Sir George Mackenzie’s Mausoleum.
So ends our gossip respecting a building which has witnessed and contained the meetings of the Scottish parliament in the romantic days of the Jameses—which held the first fixed court of law established in the country—which was looked to by the citizens in a rude age as a fortified place for defence against external danger to their lives and goods—which has immured in its gloomy walls persons of all kinds liable to law, from the gallant Montrose and the faithful Guthrie and Argyll down to the humblest malefactor in the modern style of crime—and which, finally, has been embalmed in the imperishable pages of the greatest writer of fiction our country has produced.

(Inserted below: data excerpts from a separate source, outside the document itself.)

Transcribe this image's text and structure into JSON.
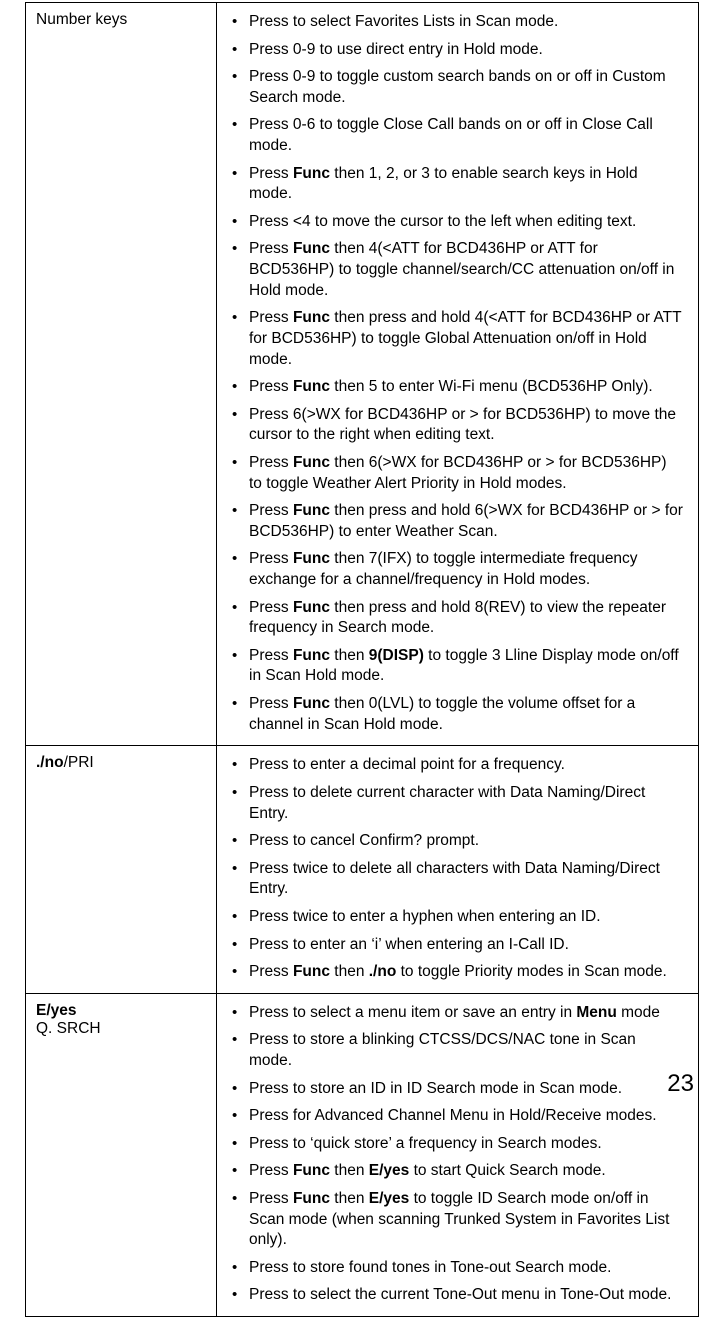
{
  "rows": [
    {
      "label_html": "Number keys",
      "items": [
        "Press to select Favorites Lists in Scan mode.",
        "Press 0-9 to use direct entry in Hold mode.",
        "Press 0-9 to toggle custom search bands on or off in Custom Search mode.",
        "Press 0-6 to toggle Close Call bands on or off in Close Call mode.",
        "Press <b>Func</b> then 1, 2, or 3 to enable search keys in Hold mode.",
        "Press &lt;4 to move the cursor to the left when editing text.",
        "Press <b>Func</b> then 4(&lt;ATT for BCD436HP or ATT for BCD536HP) to toggle channel/search/CC attenuation on/off in Hold mode.",
        "Press <b>Func</b> then press and hold 4(&lt;ATT for BCD436HP or ATT for BCD536HP)  to toggle Global Attenuation on/off in Hold mode.",
        "Press <b>Func</b> then 5 to enter Wi-Fi menu (BCD536HP Only).",
        "Press 6(&gt;WX for BCD436HP or &gt; for BCD536HP) to move the cursor to the right when editing text.",
        "Press <b>Func</b> then 6(&gt;WX for BCD436HP or &gt; for BCD536HP) to toggle Weather Alert Priority in Hold modes.",
        "Press <b>Func</b> then press and hold 6(&gt;WX for BCD436HP or &gt; for BCD536HP) to enter Weather Scan.",
        "Press <b>Func</b> then 7(IFX) to toggle intermediate frequency exchange for a channel/frequency in Hold modes.",
        "Press <b>Func</b> then press and hold 8(REV) to view the repeater frequency in Search mode.",
        "Press <b>Func</b> then <b>9(DISP)</b> to toggle 3 Lline Display mode on/off in Scan Hold mode.",
        "Press <b>Func</b> then 0(LVL) to toggle the volume offset for a channel in Scan Hold mode."
      ]
    },
    {
      "label_html": "<b>./no</b>/PRI",
      "items": [
        "Press to enter a decimal point for a frequency.",
        "Press to delete current character with Data Naming/Direct Entry.",
        "Press to cancel Confirm? prompt.",
        "Press twice to delete all characters with Data Naming/Direct Entry.",
        "Press twice to enter a hyphen when entering an ID.",
        "Press to enter an ‘i’ when entering an I-Call ID.",
        "Press <b>Func</b> then <b>./no</b> to toggle Priority modes in Scan mode."
      ]
    },
    {
      "label_html": "<b>E/yes</b><br>Q. SRCH",
      "items": [
        "Press to select a menu item or save an entry in <b>Menu</b> mode",
        "Press to store a blinking CTCSS/DCS/NAC tone in Scan mode.",
        "Press to store an ID in ID Search mode in Scan mode.",
        "Press for Advanced Channel Menu in Hold/Receive modes.",
        "Press to ‘quick store’ a frequency in Search modes.",
        "Press <b>Func</b> then <b>E/yes</b> to start Quick Search mode.",
        "Press <b>Func</b> then <b>E/yes</b> to toggle ID Search mode on/off in Scan mode (when scanning Trunked System in Favorites List only).",
        "Press to store found tones in Tone-out Search mode.",
        "Press to select the current Tone-Out menu in Tone-Out mode."
      ]
    }
  ],
  "page_number": "23"
}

[SOME MEMORIES OF THE LUCKENBOOTHS.]
Lord Coalstoun and his Wig—Commendator Bothwell’s House—Lady Anne Bothwell—Mahogany Lands and Fore-stairs—The Krames—Creech’s Shop.
A portion of the High Street facing St Giles’s Church was called the Luckenbooths, and the appellation was shared with a middle row of buildings which once burdened the street at that spot. The name is supposed to have been conferred on the shops in that situation as being close shops, to distinguish them from the open booths which then lined our great street on both sides; lucken signifying closed. This would seem to imply a certain superiority in the ancient merchants of the Luckenbooths; and it is somewhat remarkable that amidst all the changes of the Old Town there is still in this limited locality an unusual proportion of mercers and clothiers of old standing and reputed substantiality.
Tolbooth and Luckenbooths—looking East.